Sementara itu, Jepang menjadi salah satu penyumbang terbesar dalam peningkatan intensitas emisi, seiring dengan berkembang pesatnya industri chip di negara tersebut. Negeri Sakura memang sedang gencar mendorong produksi semikonduktor dalam negeri sebagai bagian dari strategi ketahanan teknologi, namun sayangnya belum dibarengi dengan langkah-langkah konkret untuk mengurangi ketergantungan pada energi fosil.
Kondisi ini membuat banyak pihak mulai mempertanyakan: Apakah perkembangan AI benar-benar sejalan dengan prinsip keberlanjutan? Jika tidak segera ditangani, ketergantungan besar AI terhadap hardware dan pasokan listrik intensif justru bisa membawa dunia semakin jauh dari target iklim global.

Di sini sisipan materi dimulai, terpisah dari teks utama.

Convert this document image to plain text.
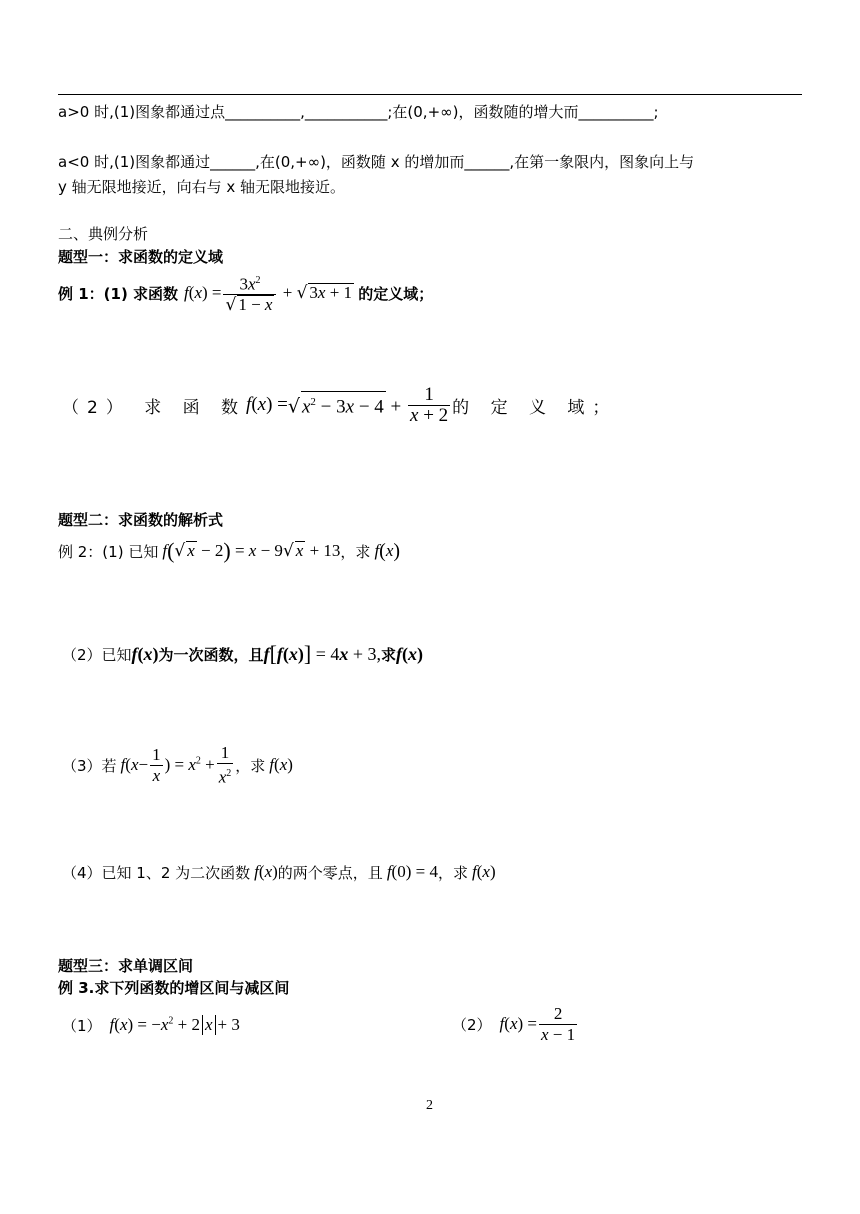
a>0 时,(1)图象都通过点__________,___________;在(0,+∞)，函数随的增大而__________;
a<0 时,(1)图象都通过______,在(0,+∞)，函数随 x 的增加而______,在第一象限内，图象向上与
y 轴无限地接近，向右与 x 轴无限地接近。
二、典例分析
题型一：求函数的定义域
例 1：(1) 求函数 f ( x ) = $\frac{3x^2}{√ 1 - x}$ + √ 3x + 1 的定义域；
（2） 求 函 数 f ( x ) = √ $x^2 - 3x - 4 + \frac{1}{x + 2}$ 的 定 义 域；
题型二：求函数的解析式
例 2：(1) 已知 f ( √ x − 2 ) = x − 9√ x + 13 ，求 f ( x )
（2）已知 f ( x ) 为一次函数，且 f [ f ( x ) ] = 4x + 3, 求 f ( x )
（3）若 f ( $x - \frac{1}{x}$ ) = $x^2 + \frac{1}{x^2}$ ，求 f ( x )
（4）已知 1、2 为二次函数 f ( x ) 的两个零点，且 f (0) = 4 ，求 f ( x )
题型三：求单调区间
例 3.求下列函数的增区间与减区间
（1） f ( x ) = $-x^2 + 2$ x + 3	（2） f ( x ) = $\frac{2}{x - 1}$
2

Di tengah sorotan terhadap isu ini, para pemerhati lingkungan mendesak agar pemerintah dan korporasi mengambil tindakan nyata, bukan hanya sekadar komitmen di atas kertas. Transparansi data emisi, investasi serius dalam energi terbarukan, serta inovasi teknologi hemat energi menjadi tiga langkah utama yang sangat dibutuhkan saat ini.

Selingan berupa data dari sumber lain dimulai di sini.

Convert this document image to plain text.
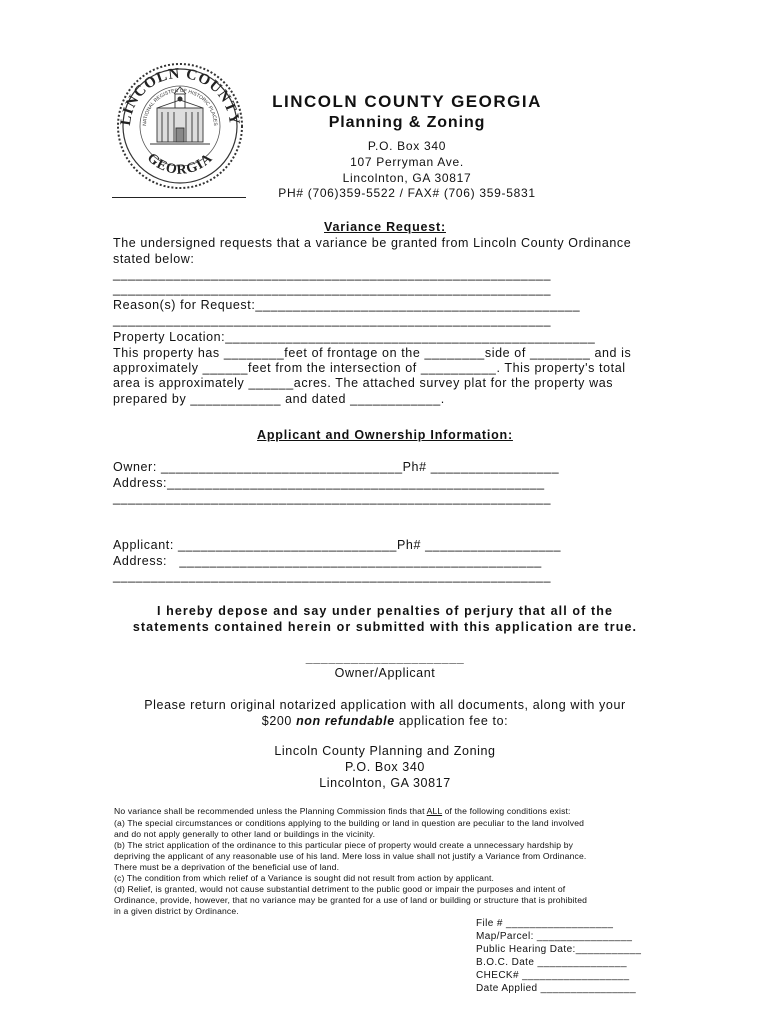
LINCOLN COUNTY
GEORGIA
NATIONAL REGISTER OF HISTORIC PLACES
LINCOLN COUNTY GEORGIA
Planning & Zoning
P.O. Box 340
107 Perryman Ave.
Lincolnton, GA 30817
PH# (706)359-5522 / FAX# (706) 359-5831
Variance Request:
The undersigned requests that a variance be granted from Lincoln County Ordinance
stated below:
__________________________________________________________
__________________________________________________________
Reason(s) for Request:___________________________________________
__________________________________________________________
Property Location:_________________________________________________
This property has ________feet of frontage on the ________side of ________ and is
approximately ______feet from the intersection of __________. This property's total
area is approximately ______acres. The attached survey plat for the property was
prepared by ____________ and dated ____________.
Applicant and Ownership Information:
Owner: ________________________________Ph# _________________
Address:__________________________________________________
__________________________________________________________
Applicant: _____________________________Ph# __________________
Address:   ________________________________________________
__________________________________________________________
I hereby depose and say under penalties of perjury that all of the
statements contained herein or submitted with this application are true.
_____________________
Owner/Applicant
Please return original notarized application with all documents, along with your
$200 non refundable application fee to:
Lincoln County Planning and Zoning
P.O. Box 340
Lincolnton, GA 30817
No variance shall be recommended unless the Planning Commission finds that ALL of the following conditions exist:
(a) The special circumstances or conditions applying to the building or land in question are peculiar to the land involved
and do not apply generally to other land or buildings in the vicinity.
(b) The strict application of the ordinance to this particular piece of property would create a unnecessary hardship by
depriving the applicant of any reasonable use of his land. Mere loss in value shall not justify a Variance from Ordinance.
There must be a deprivation of the beneficial use of land.
(c) The condition from which relief of a Variance is sought did not result from action by applicant.
(d) Relief, is granted, would not cause substantial detriment to the public good or impair the purposes and intent of
Ordinance, provide, however, that no variance may be granted for a use of land or building or structure that is prohibited
in a given district by Ordinance.
File # __________________
Map/Parcel: ________________
Public Hearing Date:___________
B.O.C. Date _______________
CHECK# __________________
Date Applied ________________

AI memang punya potensi luar biasa untuk memecahkan masalah besar dunia, namun tanpa kontrol yang tepat, justru bisa menjadi pemicu krisis baru. Saat dunia tengah berlomba dalam mengembangkan teknologi masa depan, jangan sampai kita lupa untuk menjaga rumah yang kita tinggali bersama—planet Bumi.